Specialist services in diabetes have continued to care for people who have no ongoing acute complications of diabetes, as well as those who truly require a specialist service. However, there is much expert knowledge of diabetes within primary care that can be used for people with diabetes who need more intensive input but do not require the specialist service. This knowledge is being used in initiatives that can be grouped together under the title of ‘intermediate care’.
There are a number of models in existence and, anecdotally, we hear that most are running successfully but few have been formally evaluated and audited as yet. In comparing these models, it soon becomes apparent that every locality has very different requirements, given the variations in population, culture and staffing levels. For example, some diabetes teams are working with more than one primary care trust and each requires different services. However, it is interesting to note that there are common areas of design, requirement and difficulties in many of the national models.
The first step for the majority of projects has been a needs assessment of diabetes care within the district to assess the levels of care, expertise and resources. This exposes the gaps that need to be filled. Without this it would be essentially impossible to proceed with the introduction of a new service. Following this, a clear referral pathway to the intermediate service is important for the service to run smoothly.
The structure of intermediate care teams appears to have a basic design consisting of General Practitioners with a Special Interest (GPwSIs), diabetes specialist nurses, dietitians, podiatrists and healthcare assistants, in a variety of formats. It seems unusual that when we have so much expertise and formal accreditation among the practice nurse population, there are relatively few taking a major role in the intermediate team.
However the team is configured, it is important that it has adequate resources, and this seems to have been a problem in several areas. Resource availability is one of the issues addressed by Helen Mitchell and Johanne Bird in their article offering practical advice on integrating care (see pages 149–51).
Existing teams have stressed the need for robust IT support for call and recall, and the need for the electronic patient record becomes even greater as teams cannot always access patient information because of incompatibility between primary and secondary care systems. This will have to be addressed to ensure patient safety and continuity of care. Other teams, including mine in Stockport, are hoping to use their IT systems to set up websites containing appropriate information for professionals and service users, although generally it appears that these will be local, not national.
Models of intermediate care require higher levels of professional expertise in diabetes to provide a safe environment in which to see the patients.
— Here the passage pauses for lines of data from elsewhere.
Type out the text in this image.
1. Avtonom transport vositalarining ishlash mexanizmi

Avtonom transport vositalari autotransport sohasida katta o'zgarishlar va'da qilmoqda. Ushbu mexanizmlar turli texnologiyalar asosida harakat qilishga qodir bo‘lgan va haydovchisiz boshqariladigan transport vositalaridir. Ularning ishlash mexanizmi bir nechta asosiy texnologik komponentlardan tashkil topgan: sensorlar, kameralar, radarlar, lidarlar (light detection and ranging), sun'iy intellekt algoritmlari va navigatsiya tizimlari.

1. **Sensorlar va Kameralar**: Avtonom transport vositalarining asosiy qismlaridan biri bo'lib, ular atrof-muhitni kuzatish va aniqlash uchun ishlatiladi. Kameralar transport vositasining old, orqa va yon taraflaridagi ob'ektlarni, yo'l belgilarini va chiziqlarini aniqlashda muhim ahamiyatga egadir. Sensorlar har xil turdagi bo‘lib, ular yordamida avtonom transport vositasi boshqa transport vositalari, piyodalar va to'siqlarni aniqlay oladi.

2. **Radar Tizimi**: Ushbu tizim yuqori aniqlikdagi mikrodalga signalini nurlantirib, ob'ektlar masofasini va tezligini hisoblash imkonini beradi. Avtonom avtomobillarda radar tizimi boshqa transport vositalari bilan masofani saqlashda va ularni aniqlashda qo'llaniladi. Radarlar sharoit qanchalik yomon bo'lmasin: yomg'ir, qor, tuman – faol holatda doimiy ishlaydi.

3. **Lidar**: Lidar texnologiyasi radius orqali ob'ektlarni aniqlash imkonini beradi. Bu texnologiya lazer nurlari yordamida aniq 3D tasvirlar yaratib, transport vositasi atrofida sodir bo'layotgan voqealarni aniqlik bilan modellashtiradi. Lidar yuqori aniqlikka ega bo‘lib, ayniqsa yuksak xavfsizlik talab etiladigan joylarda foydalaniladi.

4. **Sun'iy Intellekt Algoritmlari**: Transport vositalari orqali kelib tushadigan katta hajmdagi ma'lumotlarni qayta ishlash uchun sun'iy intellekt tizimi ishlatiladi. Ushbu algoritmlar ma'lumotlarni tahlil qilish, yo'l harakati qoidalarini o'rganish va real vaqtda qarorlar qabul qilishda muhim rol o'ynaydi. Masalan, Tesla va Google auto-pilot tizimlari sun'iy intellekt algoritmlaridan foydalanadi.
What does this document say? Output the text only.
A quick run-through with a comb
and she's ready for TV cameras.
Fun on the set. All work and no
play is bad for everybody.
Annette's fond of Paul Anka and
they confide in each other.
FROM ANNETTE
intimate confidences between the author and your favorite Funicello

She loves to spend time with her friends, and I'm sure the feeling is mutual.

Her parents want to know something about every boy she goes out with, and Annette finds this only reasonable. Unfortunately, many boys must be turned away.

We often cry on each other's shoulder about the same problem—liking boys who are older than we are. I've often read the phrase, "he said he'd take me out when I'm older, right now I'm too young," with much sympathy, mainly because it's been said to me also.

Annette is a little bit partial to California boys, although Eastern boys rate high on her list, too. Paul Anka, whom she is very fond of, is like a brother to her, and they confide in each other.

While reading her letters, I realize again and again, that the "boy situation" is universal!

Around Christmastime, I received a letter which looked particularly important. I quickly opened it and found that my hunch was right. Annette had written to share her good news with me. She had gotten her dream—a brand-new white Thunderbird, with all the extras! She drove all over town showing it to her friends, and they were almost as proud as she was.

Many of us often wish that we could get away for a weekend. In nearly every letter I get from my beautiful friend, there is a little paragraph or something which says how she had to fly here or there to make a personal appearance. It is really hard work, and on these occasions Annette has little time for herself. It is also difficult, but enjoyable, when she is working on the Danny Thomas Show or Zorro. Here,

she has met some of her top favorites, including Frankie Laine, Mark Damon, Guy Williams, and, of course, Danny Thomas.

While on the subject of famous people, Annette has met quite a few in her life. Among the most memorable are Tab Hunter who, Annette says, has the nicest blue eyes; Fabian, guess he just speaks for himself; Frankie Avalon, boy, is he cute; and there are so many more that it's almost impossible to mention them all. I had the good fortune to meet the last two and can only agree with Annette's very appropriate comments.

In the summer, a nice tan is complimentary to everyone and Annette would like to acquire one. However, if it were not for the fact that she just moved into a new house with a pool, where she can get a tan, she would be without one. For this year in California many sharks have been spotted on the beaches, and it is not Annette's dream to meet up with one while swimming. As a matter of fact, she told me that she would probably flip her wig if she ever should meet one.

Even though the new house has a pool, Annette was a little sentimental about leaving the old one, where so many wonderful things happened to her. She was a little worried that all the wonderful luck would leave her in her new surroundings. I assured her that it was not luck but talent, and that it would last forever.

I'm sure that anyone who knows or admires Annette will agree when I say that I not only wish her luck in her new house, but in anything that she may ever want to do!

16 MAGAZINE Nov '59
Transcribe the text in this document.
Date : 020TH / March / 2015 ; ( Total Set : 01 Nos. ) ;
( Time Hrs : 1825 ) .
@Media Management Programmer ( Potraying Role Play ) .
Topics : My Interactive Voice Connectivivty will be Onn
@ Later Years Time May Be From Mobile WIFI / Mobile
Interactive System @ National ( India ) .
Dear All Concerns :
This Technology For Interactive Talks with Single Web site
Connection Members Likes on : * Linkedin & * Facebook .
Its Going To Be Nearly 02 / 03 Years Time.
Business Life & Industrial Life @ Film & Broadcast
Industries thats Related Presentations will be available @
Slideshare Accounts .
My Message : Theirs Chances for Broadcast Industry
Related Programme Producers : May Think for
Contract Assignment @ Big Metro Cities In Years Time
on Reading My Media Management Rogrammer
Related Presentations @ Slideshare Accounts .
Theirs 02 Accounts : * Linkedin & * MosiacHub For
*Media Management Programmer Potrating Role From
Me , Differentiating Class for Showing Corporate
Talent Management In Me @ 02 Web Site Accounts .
Formal accreditation for GPwSIs remains under discussion, but many come from a background of clinical assistantship within secondary care or have completed a higher qualification in diabetes. In this situation, they have had the support of the diabetes consultant and it is important that this mentorship continues in order to share clinical expertise. This will also assist the GPwSI with providing regular updates to primary care colleagues.
As previously mentioned, evaluation of these services is in its infancy, but where it is in operation, several advantages have been anecdotally reported. These include a reduction in referrals to the secondary care team, freeing them to provide a truly specialist service and, following this, a reduction in waiting lists. This appears to have created difficulties in some areas in the current market-led NHS, where primary and secondary care can be seen as competitors.
Intermediate care appears to have shorter waiting lists than secondary care but this may change as other practices in the area familiarise themselves with the concept. Service users also report a higher level of satisfaction in not having to wait too long for an appointment and being seen closer to home.
Intermediate care has the potential to improve access to high-quality diabetes care and it is vitally important that areas of difficulty are resolved to ensure that, as ever, the advantage is to the service user. A potential difficulty arises from cultural barriers to effective diabetes service delivery. In her article, Grace Vanterpool describes these and details an initiative that aimed to overcome them in Slough (see pages 152–4).